Okiedoke, my feedback:
From what I can gather, the wolves started with 4 out of 12 players. With at least 2 neutral players, this had every opportunity to steamroll massively out of the town's control. Realistically, this was a game that the wolves were almost certain to win, regardless of how effective the wolverine was.
I still have no idea about what 'taking out the body' does, but if my assumption that it was supposed to make a zombie every night is correct, then the game was completely unwinnable for the town due to the wolf team recruiting 2 players a night. I didn't see any evidence of it in play though, which probably made it at least slightly winnable.
I don't understand why you had the same conversation for people who were dead and people who were jailed, nor why you made a new conversation when people were released. If you were that bothered about exchange between the living and the dead, then you would have banned ghosting and made separate conversations.
Jailing itself, whilst an interesting alternative to the usual smite system, doesn't have the same regulatory force. In this game, we saw evidence that it was being used as a strategy, rather than a punishment, and the leniency really meant that nobody was too bothered about not voting. Once they get jailed, 4 days is a long span of inactivity to lose track of the thread. I also don't recall seeing anywhere that people had their roles revealed upon jailing. That was something that could be exploited in a different way.
In terms of the number of roles - as far as I could tell there were some roles that were on the sheet just to add more roles. The gangster wannabe was basically a villager with a harder win condition - namely he had to survive to a village win - and I fail to see the difference between the normal wolf and the gangster. If there was, then I think the sheet needed a bit more detail to flesh it out.
I think, if you want a TL;DR, that for your first game you should really try to simplify it down - maybe even pure vanilla werewolf with 2-3 wolves, a cop or two and the rest villagers.

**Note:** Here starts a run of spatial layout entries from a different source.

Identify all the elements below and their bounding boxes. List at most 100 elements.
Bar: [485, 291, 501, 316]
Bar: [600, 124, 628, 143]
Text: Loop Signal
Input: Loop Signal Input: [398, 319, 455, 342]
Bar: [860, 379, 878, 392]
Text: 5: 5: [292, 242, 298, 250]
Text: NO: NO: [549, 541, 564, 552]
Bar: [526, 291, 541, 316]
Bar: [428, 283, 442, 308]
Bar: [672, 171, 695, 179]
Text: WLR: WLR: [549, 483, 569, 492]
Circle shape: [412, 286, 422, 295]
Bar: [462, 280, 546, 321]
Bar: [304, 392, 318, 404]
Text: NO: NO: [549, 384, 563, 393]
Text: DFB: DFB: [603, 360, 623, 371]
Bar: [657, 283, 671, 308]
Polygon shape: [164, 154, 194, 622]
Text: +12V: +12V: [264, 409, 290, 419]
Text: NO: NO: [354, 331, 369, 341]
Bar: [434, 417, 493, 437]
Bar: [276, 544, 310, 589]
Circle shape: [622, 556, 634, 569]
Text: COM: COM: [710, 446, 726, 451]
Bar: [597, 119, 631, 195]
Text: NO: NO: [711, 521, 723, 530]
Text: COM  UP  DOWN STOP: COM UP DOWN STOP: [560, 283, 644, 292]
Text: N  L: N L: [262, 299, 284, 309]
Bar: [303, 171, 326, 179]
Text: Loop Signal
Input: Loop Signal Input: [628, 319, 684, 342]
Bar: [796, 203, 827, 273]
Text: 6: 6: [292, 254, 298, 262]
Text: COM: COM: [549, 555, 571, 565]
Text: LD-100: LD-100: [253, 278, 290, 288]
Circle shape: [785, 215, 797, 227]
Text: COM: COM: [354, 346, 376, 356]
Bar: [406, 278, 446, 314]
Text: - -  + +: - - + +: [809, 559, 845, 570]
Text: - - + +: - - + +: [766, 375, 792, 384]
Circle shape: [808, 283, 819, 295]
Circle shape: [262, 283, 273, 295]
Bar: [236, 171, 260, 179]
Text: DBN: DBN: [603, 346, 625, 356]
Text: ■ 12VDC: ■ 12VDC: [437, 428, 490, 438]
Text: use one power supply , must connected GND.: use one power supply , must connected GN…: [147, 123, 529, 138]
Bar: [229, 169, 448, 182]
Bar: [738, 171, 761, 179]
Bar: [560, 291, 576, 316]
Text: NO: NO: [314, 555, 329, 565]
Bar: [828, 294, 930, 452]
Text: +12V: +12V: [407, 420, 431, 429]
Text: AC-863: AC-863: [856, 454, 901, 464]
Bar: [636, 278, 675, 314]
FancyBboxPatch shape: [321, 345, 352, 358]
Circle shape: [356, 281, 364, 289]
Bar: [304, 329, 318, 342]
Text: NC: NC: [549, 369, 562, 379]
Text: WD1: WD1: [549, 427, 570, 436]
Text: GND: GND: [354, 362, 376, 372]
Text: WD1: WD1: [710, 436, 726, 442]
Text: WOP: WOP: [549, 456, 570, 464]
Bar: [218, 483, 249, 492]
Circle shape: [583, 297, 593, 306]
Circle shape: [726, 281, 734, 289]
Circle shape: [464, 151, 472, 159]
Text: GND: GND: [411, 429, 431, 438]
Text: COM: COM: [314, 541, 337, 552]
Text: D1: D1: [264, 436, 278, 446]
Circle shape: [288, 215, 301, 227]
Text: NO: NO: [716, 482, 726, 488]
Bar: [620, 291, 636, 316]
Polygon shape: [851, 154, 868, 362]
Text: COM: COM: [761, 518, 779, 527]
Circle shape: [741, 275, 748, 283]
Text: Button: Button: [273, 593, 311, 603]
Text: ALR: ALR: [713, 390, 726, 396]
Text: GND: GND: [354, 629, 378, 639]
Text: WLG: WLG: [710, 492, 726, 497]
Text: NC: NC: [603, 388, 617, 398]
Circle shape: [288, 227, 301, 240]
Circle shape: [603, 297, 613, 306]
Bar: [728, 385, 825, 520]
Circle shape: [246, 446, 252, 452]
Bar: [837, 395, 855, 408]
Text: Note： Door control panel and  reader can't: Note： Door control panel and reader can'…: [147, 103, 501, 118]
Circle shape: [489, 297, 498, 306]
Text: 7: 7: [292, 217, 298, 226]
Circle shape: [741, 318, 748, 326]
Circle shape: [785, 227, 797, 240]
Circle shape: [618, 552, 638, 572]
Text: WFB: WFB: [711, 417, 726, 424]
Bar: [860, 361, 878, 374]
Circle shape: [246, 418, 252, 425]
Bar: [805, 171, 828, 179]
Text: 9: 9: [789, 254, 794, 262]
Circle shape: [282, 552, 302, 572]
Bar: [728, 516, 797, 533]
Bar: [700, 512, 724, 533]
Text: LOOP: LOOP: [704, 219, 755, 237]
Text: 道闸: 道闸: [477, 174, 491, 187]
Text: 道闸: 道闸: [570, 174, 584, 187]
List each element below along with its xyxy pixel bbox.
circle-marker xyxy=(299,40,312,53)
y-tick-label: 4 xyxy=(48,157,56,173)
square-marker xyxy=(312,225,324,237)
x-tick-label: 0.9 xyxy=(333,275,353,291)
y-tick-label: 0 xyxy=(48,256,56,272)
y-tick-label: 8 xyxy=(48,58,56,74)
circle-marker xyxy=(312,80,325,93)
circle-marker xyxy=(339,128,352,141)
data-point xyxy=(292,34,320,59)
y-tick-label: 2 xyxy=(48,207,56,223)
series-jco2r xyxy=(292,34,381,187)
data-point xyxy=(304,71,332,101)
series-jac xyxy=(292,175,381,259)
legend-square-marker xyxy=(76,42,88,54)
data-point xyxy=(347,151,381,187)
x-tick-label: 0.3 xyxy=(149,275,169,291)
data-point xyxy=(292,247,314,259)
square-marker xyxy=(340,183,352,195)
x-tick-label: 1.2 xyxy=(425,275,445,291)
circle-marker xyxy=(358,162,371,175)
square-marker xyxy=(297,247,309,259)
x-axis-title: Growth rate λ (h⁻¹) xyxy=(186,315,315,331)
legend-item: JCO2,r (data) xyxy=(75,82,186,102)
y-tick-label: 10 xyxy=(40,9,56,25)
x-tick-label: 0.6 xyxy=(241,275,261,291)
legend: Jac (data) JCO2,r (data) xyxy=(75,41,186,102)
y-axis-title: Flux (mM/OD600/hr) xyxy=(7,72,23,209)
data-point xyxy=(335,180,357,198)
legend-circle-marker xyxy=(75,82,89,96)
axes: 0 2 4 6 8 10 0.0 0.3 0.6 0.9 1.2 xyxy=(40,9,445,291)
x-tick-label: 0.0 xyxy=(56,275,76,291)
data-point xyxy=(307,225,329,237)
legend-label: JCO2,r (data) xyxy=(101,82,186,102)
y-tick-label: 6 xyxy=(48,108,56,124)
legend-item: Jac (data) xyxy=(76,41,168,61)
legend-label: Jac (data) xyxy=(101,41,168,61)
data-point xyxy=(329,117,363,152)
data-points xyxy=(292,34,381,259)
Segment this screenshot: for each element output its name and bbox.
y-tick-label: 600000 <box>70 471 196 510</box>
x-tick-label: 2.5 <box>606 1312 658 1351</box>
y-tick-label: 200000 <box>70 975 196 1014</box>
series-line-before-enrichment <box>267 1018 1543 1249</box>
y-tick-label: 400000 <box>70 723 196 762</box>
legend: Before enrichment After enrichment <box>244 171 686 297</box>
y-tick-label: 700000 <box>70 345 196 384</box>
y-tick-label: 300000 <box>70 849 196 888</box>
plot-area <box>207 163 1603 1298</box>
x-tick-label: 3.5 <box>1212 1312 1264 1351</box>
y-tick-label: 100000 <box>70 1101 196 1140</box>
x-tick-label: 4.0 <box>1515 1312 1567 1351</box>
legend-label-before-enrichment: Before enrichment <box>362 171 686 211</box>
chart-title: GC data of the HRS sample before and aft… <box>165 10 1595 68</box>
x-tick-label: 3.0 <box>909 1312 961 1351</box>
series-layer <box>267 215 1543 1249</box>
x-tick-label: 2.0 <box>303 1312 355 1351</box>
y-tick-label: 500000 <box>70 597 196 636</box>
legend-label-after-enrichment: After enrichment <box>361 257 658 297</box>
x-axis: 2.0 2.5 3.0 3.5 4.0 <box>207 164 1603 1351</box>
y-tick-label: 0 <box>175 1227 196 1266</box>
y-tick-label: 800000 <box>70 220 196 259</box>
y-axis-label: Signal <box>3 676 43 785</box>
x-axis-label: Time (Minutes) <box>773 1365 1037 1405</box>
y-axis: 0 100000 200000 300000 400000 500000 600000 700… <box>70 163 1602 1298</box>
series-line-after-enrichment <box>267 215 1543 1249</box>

There is nothing wrong with a simple game, and when you're still getting to grips with what you need to do as a GM, the less you have on your plate, the better. My first game was ridiculously complicated in hindsight and, while it was entertaining to watch, I can't necessarily say that it was as fun for the people playing it.
One thing that really helps is having your own GM sheet to keep track of votes, powers etc. so you aren't scrambling and forgetting things at the end of the day. I've put a link to a very basic template I've used before. It doesn't go to the lengths of some people by recording every action from every day across the whole game, but it has the basics: a way to track who has cast a vote, and who for, a way to tally everybody's votes, and a way to track who is targeting who with powers. You just change the highlighting of a dead player's row to black when they die, and clear all the vote and action boxes at the start of each day. Feel free to take the idea and turn it into something that works for you - I'm just sharing what works for me.